The team has already managed to achieve a performance of 1.13 exaflops, the fastest deep-learning algorithm reported.
‘That is a more traditional deep learning neural network application of feature classification but they were able to use tensor cores as they were intended to be used for deep learning and we were able to scale up to an exaflop,’ said Wells.
Wells also explained that mixed precision was not something that had been discussed much in the early development of the Summit system or more widely by the HPC community. There have been examples of mixed precision HPC workloads in the past but it had not been particularly widespread within the community.
Wells added: ‘When we said that Summit was a 200 petaflop machine, it was left moot how much precision you have’.
Wells also stressed that these kinds of techniques were likely to become more widespread, as HPC users look for ways to increase performance: ‘With the end of Dennard scaling, getting performance out of computers is more difficult and people are going to start looking in the cracks and corners of the room for more opportunity to get performance.’
‘The earthquake research team from the University of Tokyo, which is also a Gordon Bell Prize finalist, described a trans-precision algorithm but they are actually not using the Tensor Cores yet because their problem is really more communication-bound’, added Wells.
Their project – ‘Use of AI and transprecision computing to accelerate earthquake simulation’ – used Summit to expand on an existing algorithm. The result was a four times speedup, enabling the coupling of shaking ground and urban structures within an earthquake simulation. The team started their GPU work with OpenACC. They later introduced CUDA and AI algorithms to improve performance.

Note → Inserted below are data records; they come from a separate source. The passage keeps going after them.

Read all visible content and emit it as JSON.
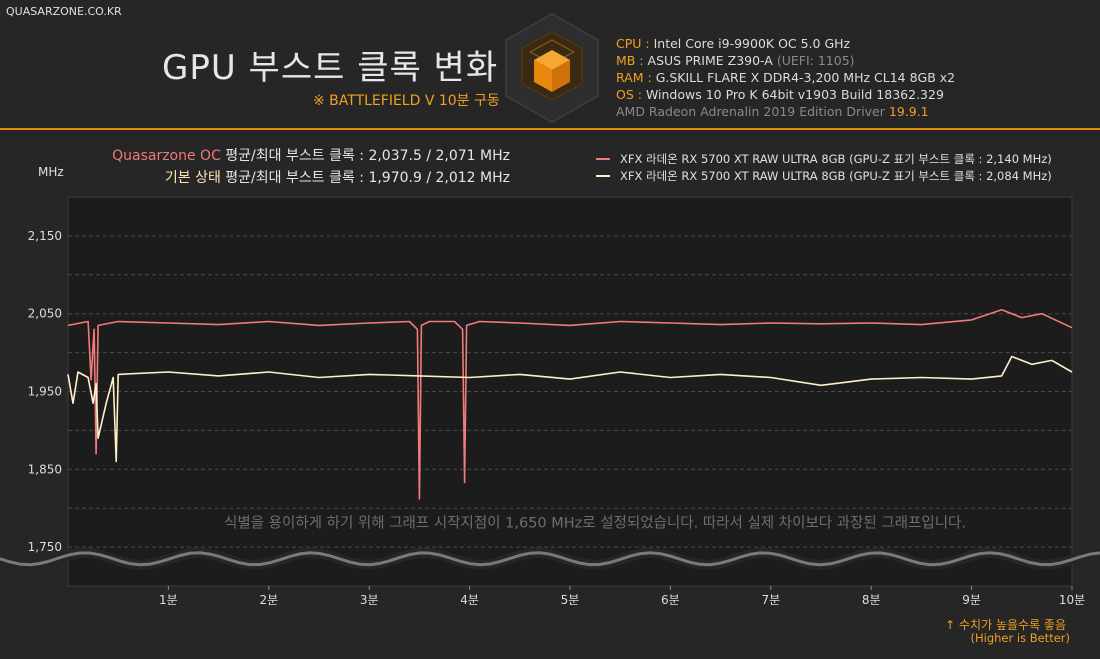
{
  "site": "QUASARZONE.CO.KR",
  "title": "GPU 부스트 클록 변화",
  "subtitle": "※ BATTLEFIELD V 10분 구동",
  "specs": {
    "cpu_key": "CPU :",
    "cpu_val": "Intel Core i9-9900K OC 5.0 GHz",
    "mb_key": "MB :",
    "mb_val": "ASUS PRIME Z390-A",
    "mb_extra": "(UEFI: 1105)",
    "ram_key": "RAM :",
    "ram_val": "G.SKILL FLARE X DDR4-3,200 MHz CL14 8GB x2",
    "os_key": "OS :",
    "os_val": "Windows 10 Pro K 64bit v1903 Build 18362.329",
    "driver_text": "AMD Radeon Adrenalin 2019 Edition Driver",
    "driver_ver": "19.9.1"
  },
  "summary": {
    "oc_label": "Quasarzone OC",
    "oc_text": "평균/최대 부스트 클록 : 2,037.5 / 2,071 MHz",
    "base_label": "기본 상태",
    "base_text": "평균/최대 부스트 클록 : 1,970.9 / 2,012 MHz"
  },
  "note": "식별을 용이하게 하기 위해 그래프 시작지점이 1,650 MHz로 설정되었습니다. 따라서 실제 차이보다 과장된 그래프입니다.",
  "higher_is_better": {
    "line1": "↑ 수치가 높을수록 좋음",
    "line2": "(Higher is Better)"
  },
  "colors": {
    "background": "#262626",
    "plot_bg": "#1c1c1c",
    "accent": "#f0a020",
    "series_oc": "#f07b7b",
    "series_base": "#fff0c8"
  },
  "chart_data": {
    "type": "line",
    "ylabel": "MHz",
    "ylim": [
      1700,
      2200
    ],
    "xlim": [
      0,
      10
    ],
    "y_ticks": [
      1750,
      1850,
      1950,
      2050,
      2150
    ],
    "y_tick_labels": [
      "1,750",
      "1,850",
      "1,950",
      "2,050",
      "2,150"
    ],
    "x_ticks": [
      1,
      2,
      3,
      4,
      5,
      6,
      7,
      8,
      9,
      10
    ],
    "x_tick_labels": [
      "1분",
      "2분",
      "3분",
      "4분",
      "5분",
      "6분",
      "7분",
      "8분",
      "9분",
      "10분"
    ],
    "axis_break_value": 1735,
    "grid": true,
    "legend_position": "top-right",
    "series": [
      {
        "name": "XFX 라데온 RX 5700 XT RAW ULTRA 8GB (GPU-Z 표기 부스트 클록 : 2,140 MHz)",
        "average": 2037.5,
        "max": 2071,
        "x": [
          0,
          0.2,
          0.23,
          0.26,
          0.28,
          0.3,
          0.5,
          1,
          1.5,
          2,
          2.5,
          3,
          3.4,
          3.48,
          3.5,
          3.52,
          3.6,
          3.85,
          3.93,
          3.95,
          3.97,
          4.1,
          4.5,
          5,
          5.5,
          6,
          6.5,
          7,
          7.5,
          8,
          8.5,
          9,
          9.3,
          9.5,
          9.7,
          10
        ],
        "y": [
          2035,
          2040,
          1965,
          2030,
          1870,
          2035,
          2040,
          2038,
          2036,
          2040,
          2035,
          2038,
          2040,
          2030,
          1812,
          2035,
          2040,
          2040,
          2030,
          1833,
          2035,
          2040,
          2038,
          2035,
          2040,
          2038,
          2036,
          2038,
          2037,
          2038,
          2036,
          2042,
          2055,
          2045,
          2050,
          2032
        ]
      },
      {
        "name": "XFX 라데온 RX 5700 XT RAW ULTRA 8GB (GPU-Z 표기 부스트 클록 : 2,084 MHz)",
        "average": 1970.9,
        "max": 2012,
        "x": [
          0,
          0.05,
          0.1,
          0.2,
          0.25,
          0.28,
          0.3,
          0.38,
          0.45,
          0.48,
          0.5,
          1,
          1.5,
          2,
          2.5,
          3,
          3.5,
          4,
          4.5,
          5,
          5.5,
          6,
          6.5,
          7,
          7.5,
          8,
          8.5,
          9,
          9.3,
          9.4,
          9.6,
          9.8,
          10
        ],
        "y": [
          1972,
          1935,
          1975,
          1968,
          1935,
          1960,
          1890,
          1935,
          1968,
          1860,
          1972,
          1975,
          1970,
          1975,
          1968,
          1972,
          1970,
          1968,
          1972,
          1966,
          1975,
          1968,
          1972,
          1968,
          1958,
          1966,
          1968,
          1966,
          1970,
          1995,
          1985,
          1990,
          1975
        ]
      }
    ]
  }
}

‘They are doing an unstructured finite element analysis of earthquakes coupled to buildings, so they can develop a greater understanding of how Tokyo station, for example, might react in the event of a serious earthquake.
‘They use it to reduce their communication burden. They will probably start to use the Tensor cores, but they have not got around to it yet.
‘Right now, they are going from FP64 to FP32 actually to FP21, which they just do in software to FP16 in order to actually move the numbers around, in order to complete their communication and then iteratively refine towards the end of the calculation. For them, it’s about reducing the communication burden,’ concluded Wells.